As yet another mobile phone vendor produces a 3G mobile phone with a camera able only to point away from the user, is it time to forget about making mobile video calls? This time it was Nokia, with the latest Symbian OS-based phone, so why have a camera if it doesn't point at the user?
Even in Japan, where camera phones are widely used, the most important transmitted image usage is to "see what I see", and not "see me". This is odd, because videophones have long been heralded - from science fiction to science fairs - as the next big thing for telephony. Indeed, the mobile version of the application was used for all the early advertising when Hutchinson 3 launched their 3G service in the UK.
Why should users pay for a "see what I see" image? The same reasons they send postcards, and take and share any photo: to prove they were somewhere doing something. Then there are various derivatives of the "yes dear" application.
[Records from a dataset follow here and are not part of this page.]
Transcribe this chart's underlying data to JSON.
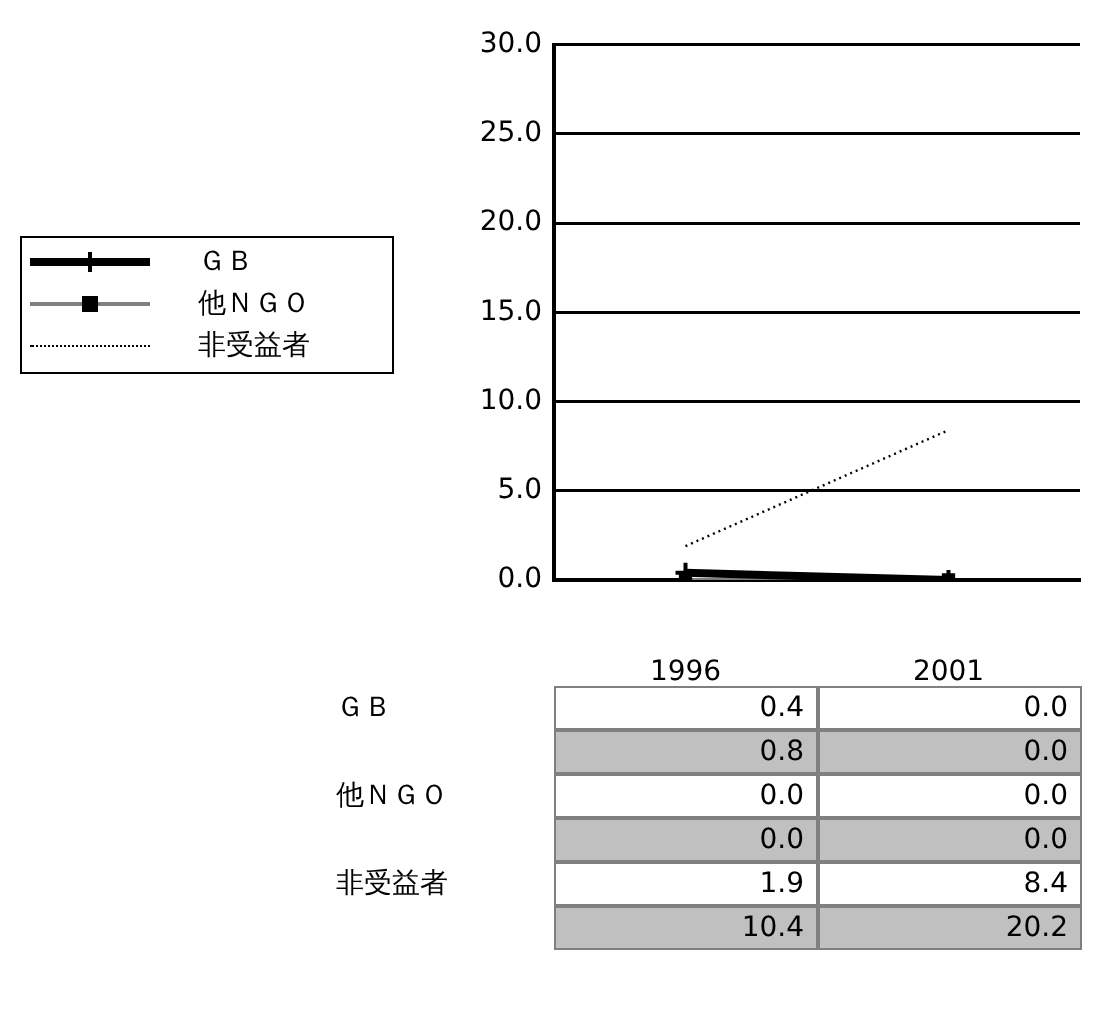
{
  "chart_data": {
    "type": "line",
    "categories": [
      "1996",
      "2001"
    ],
    "series": [
      {
        "name": "ＧＢ",
        "color": "#000000",
        "values": [
          0.4,
          0.0
        ],
        "value_labels": [
          "0.4",
          "0.0"
        ],
        "marker": "cross",
        "line_style": "solid"
      },
      {
        "name": "他ＮＧＯ",
        "color": "#808080",
        "values": [
          0.0,
          0.0
        ],
        "value_labels": [
          "0.0",
          "0.0"
        ],
        "marker": "square",
        "line_style": "solid"
      },
      {
        "name": "非受益者",
        "color": "#000000",
        "values": [
          1.9,
          8.4
        ],
        "value_labels": [
          "1.9",
          "8.4"
        ],
        "marker": "none",
        "line_style": "dotted"
      }
    ],
    "annotations": [
      "0.8",
      "0.0",
      "0.0",
      "0.0",
      "10.4",
      "20.2"
    ],
    "ylim": [
      0,
      30
    ],
    "yticks": [
      {
        "value": 0,
        "label": "0.0"
      },
      {
        "value": 5,
        "label": "5.0"
      },
      {
        "value": 10,
        "label": "10.0"
      },
      {
        "value": 15,
        "label": "15.0"
      },
      {
        "value": 20,
        "label": "20.0"
      },
      {
        "value": 25,
        "label": "25.0"
      },
      {
        "value": 30,
        "label": "30.0"
      }
    ],
    "grid": "y",
    "legend": "left"
  }
}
You know how it goes: "I'm thinking of getting this, what do you think?" Click, send. "Yes dear, that looks fine."
On a related subject, is video conferencing as an application currently flawed? Most people I speak to, even in technology providers, are not great fans of video conferencing, so is there any hope for mobile video calls?
Most systems are getting over the jerky limitations of bandwidth, and those who are regular users probably accommodate any remaining image jumps. The problem is one of visual impact and immediately recognisable to portrait photographers. There's no eye contact, and the person in shot doesn't stand out from the background. So how about addressing the optics rather than just the bandwidth?
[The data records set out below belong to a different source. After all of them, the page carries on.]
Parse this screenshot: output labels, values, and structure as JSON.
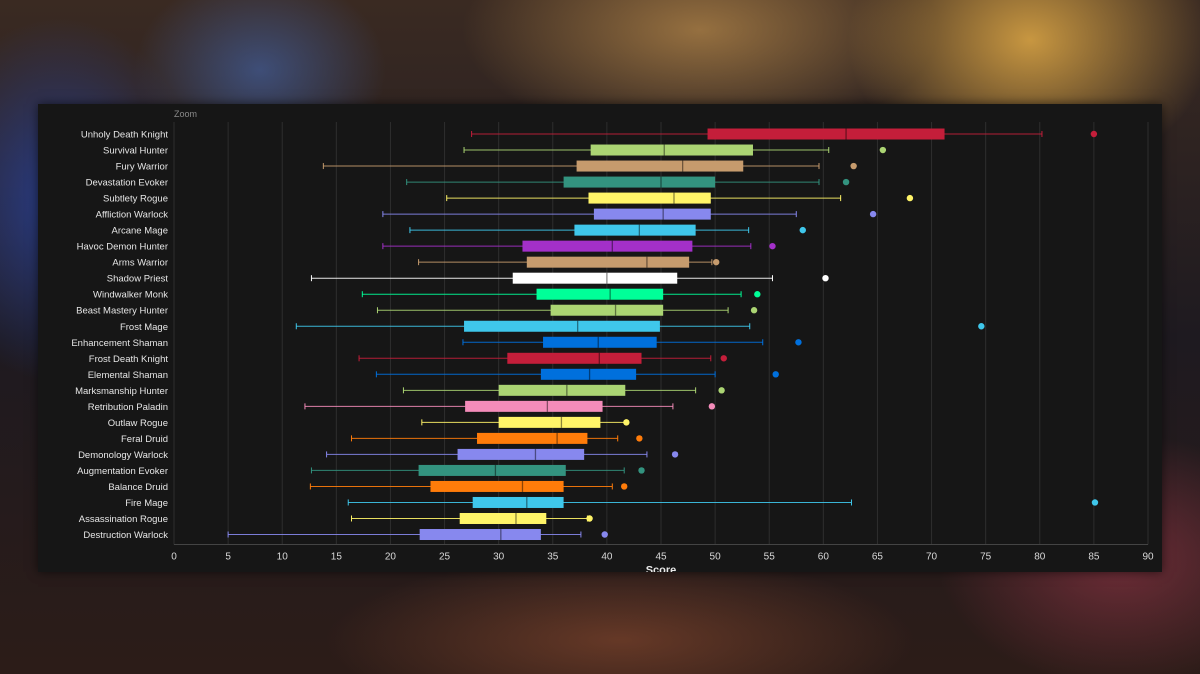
{
  "chart_data": {
    "type": "boxplot",
    "zoom_label": "Zoom",
    "xlabel": "Score",
    "xlim": [
      0,
      90
    ],
    "x_ticks": [
      0,
      5,
      10,
      15,
      20,
      25,
      30,
      35,
      40,
      45,
      50,
      55,
      60,
      65,
      70,
      75,
      80,
      85,
      90
    ],
    "grid": "vertical",
    "series": [
      {
        "label": "Unholy Death Knight",
        "color": "#c41e3a",
        "whisker_low": 27.5,
        "q1": 49.3,
        "median": 62.1,
        "q3": 71.2,
        "whisker_high": 80.2,
        "outlier": 85.0
      },
      {
        "label": "Survival Hunter",
        "color": "#abd473",
        "whisker_low": 26.8,
        "q1": 38.5,
        "median": 45.3,
        "q3": 53.5,
        "whisker_high": 60.5,
        "outlier": 65.5
      },
      {
        "label": "Fury Warrior",
        "color": "#c69b6d",
        "whisker_low": 13.8,
        "q1": 37.2,
        "median": 47.0,
        "q3": 52.6,
        "whisker_high": 59.6,
        "outlier": 62.8
      },
      {
        "label": "Devastation Evoker",
        "color": "#33937f",
        "whisker_low": 21.5,
        "q1": 36.0,
        "median": 45.0,
        "q3": 50.0,
        "whisker_high": 59.6,
        "outlier": 62.1
      },
      {
        "label": "Subtlety Rogue",
        "color": "#fff468",
        "whisker_low": 25.2,
        "q1": 38.3,
        "median": 46.2,
        "q3": 49.6,
        "whisker_high": 61.6,
        "outlier": 68.0
      },
      {
        "label": "Affliction Warlock",
        "color": "#8788ee",
        "whisker_low": 19.3,
        "q1": 38.8,
        "median": 45.2,
        "q3": 49.6,
        "whisker_high": 57.5,
        "outlier": 64.6
      },
      {
        "label": "Arcane Mage",
        "color": "#3fc7eb",
        "whisker_low": 21.8,
        "q1": 37.0,
        "median": 43.0,
        "q3": 48.2,
        "whisker_high": 53.1,
        "outlier": 58.1
      },
      {
        "label": "Havoc Demon Hunter",
        "color": "#a330c9",
        "whisker_low": 19.3,
        "q1": 32.2,
        "median": 40.5,
        "q3": 47.9,
        "whisker_high": 53.3,
        "outlier": 55.3
      },
      {
        "label": "Arms Warrior",
        "color": "#c69b6d",
        "whisker_low": 22.6,
        "q1": 32.6,
        "median": 43.7,
        "q3": 47.6,
        "whisker_high": 49.7,
        "outlier": 50.1
      },
      {
        "label": "Shadow Priest",
        "color": "#ffffff",
        "whisker_low": 12.7,
        "q1": 31.3,
        "median": 40.0,
        "q3": 46.5,
        "whisker_high": 55.3,
        "outlier": 60.2
      },
      {
        "label": "Windwalker Monk",
        "color": "#00ff98",
        "whisker_low": 17.4,
        "q1": 33.5,
        "median": 40.3,
        "q3": 45.2,
        "whisker_high": 52.4,
        "outlier": 53.9
      },
      {
        "label": "Beast Mastery Hunter",
        "color": "#abd473",
        "whisker_low": 18.8,
        "q1": 34.8,
        "median": 40.8,
        "q3": 45.2,
        "whisker_high": 51.2,
        "outlier": 53.6
      },
      {
        "label": "Frost Mage",
        "color": "#3fc7eb",
        "whisker_low": 11.3,
        "q1": 26.8,
        "median": 37.3,
        "q3": 44.9,
        "whisker_high": 53.2,
        "outlier": 74.6
      },
      {
        "label": "Enhancement Shaman",
        "color": "#0070dd",
        "whisker_low": 26.7,
        "q1": 34.1,
        "median": 39.2,
        "q3": 44.6,
        "whisker_high": 54.4,
        "outlier": 57.7
      },
      {
        "label": "Frost Death Knight",
        "color": "#c41e3a",
        "whisker_low": 17.1,
        "q1": 30.8,
        "median": 39.3,
        "q3": 43.2,
        "whisker_high": 49.6,
        "outlier": 50.8
      },
      {
        "label": "Elemental Shaman",
        "color": "#0070dd",
        "whisker_low": 18.7,
        "q1": 33.9,
        "median": 38.4,
        "q3": 42.7,
        "whisker_high": 50.0,
        "outlier": 55.6
      },
      {
        "label": "Marksmanship Hunter",
        "color": "#abd473",
        "whisker_low": 21.2,
        "q1": 30.0,
        "median": 36.3,
        "q3": 41.7,
        "whisker_high": 48.2,
        "outlier": 50.6
      },
      {
        "label": "Retribution Paladin",
        "color": "#f48cba",
        "whisker_low": 12.1,
        "q1": 26.9,
        "median": 34.5,
        "q3": 39.6,
        "whisker_high": 46.1,
        "outlier": 49.7
      },
      {
        "label": "Outlaw Rogue",
        "color": "#fff468",
        "whisker_low": 22.9,
        "q1": 30.0,
        "median": 35.8,
        "q3": 39.4,
        "whisker_high": 41.8,
        "outlier": 41.8
      },
      {
        "label": "Feral Druid",
        "color": "#ff7c0a",
        "whisker_low": 16.4,
        "q1": 28.0,
        "median": 35.4,
        "q3": 38.2,
        "whisker_high": 41.0,
        "outlier": 43.0
      },
      {
        "label": "Demonology Warlock",
        "color": "#8788ee",
        "whisker_low": 14.1,
        "q1": 26.2,
        "median": 33.4,
        "q3": 37.9,
        "whisker_high": 43.7,
        "outlier": 46.3
      },
      {
        "label": "Augmentation Evoker",
        "color": "#33937f",
        "whisker_low": 12.7,
        "q1": 22.6,
        "median": 29.7,
        "q3": 36.2,
        "whisker_high": 41.6,
        "outlier": 43.2
      },
      {
        "label": "Balance Druid",
        "color": "#ff7c0a",
        "whisker_low": 12.6,
        "q1": 23.7,
        "median": 32.2,
        "q3": 36.0,
        "whisker_high": 40.5,
        "outlier": 41.6
      },
      {
        "label": "Fire Mage",
        "color": "#3fc7eb",
        "whisker_low": 16.1,
        "q1": 27.6,
        "median": 32.6,
        "q3": 36.0,
        "whisker_high": 62.6,
        "outlier": 85.1
      },
      {
        "label": "Assassination Rogue",
        "color": "#fff468",
        "whisker_low": 16.4,
        "q1": 26.4,
        "median": 31.6,
        "q3": 34.4,
        "whisker_high": 38.2,
        "outlier": 38.4
      },
      {
        "label": "Destruction Warlock",
        "color": "#8788ee",
        "whisker_low": 5.0,
        "q1": 22.7,
        "median": 30.2,
        "q3": 33.9,
        "whisker_high": 37.6,
        "outlier": 39.8
      }
    ]
  }
}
Some useful work is being undertaken in the machine learning group within Microsoft Research in Cambridge, which could dramatically improve the visual cues in video conferencing applications. Today, it requires the power of a well-specified PC, but could be employed with a little more processing power improvement, operating at lower resolution on mobile devices.
The research project is called i2i, and uses the stereo vision of two side-by-side cameras. This provides sufficient information to determine the distance away from the camera pair for all features on view. It means that a two dimensional image of a face can be turned into a three-dimensional object, which can be rotated to ensure that the apparent gaze line is direct to the camera, and therefore the remote user. This avoids one of the biggest problems of video conferencing visual cues, where the participants look at images on screen, not directly to camera, so eye contact is lost.
The relative location of the face is also known. This allows another very valuable visual effect where the background of the image can be pushed out of focus relative to the subject matter, the face of the other person on the call. This makes the person stand out and have more impact, just like they do in reality when your eyes focus on the subject, not the background. The idea can be pushed even further with virtual backgrounds and additional objects, such as 3D icons in the foreground. But some of these ideas make even the animated paperclip helper look sensible.
However, it's the simpler fixes that will have most impact: eye contact and background defocusing. Once they're sorted, video conferencing images will have many of the aspects of being there in person. For fixed or perhaps future mobile video calls, it's not the smart use of bandwidth that is holding back usage, it's the smart use of processing power and camera optical effects to bring us closer to reality.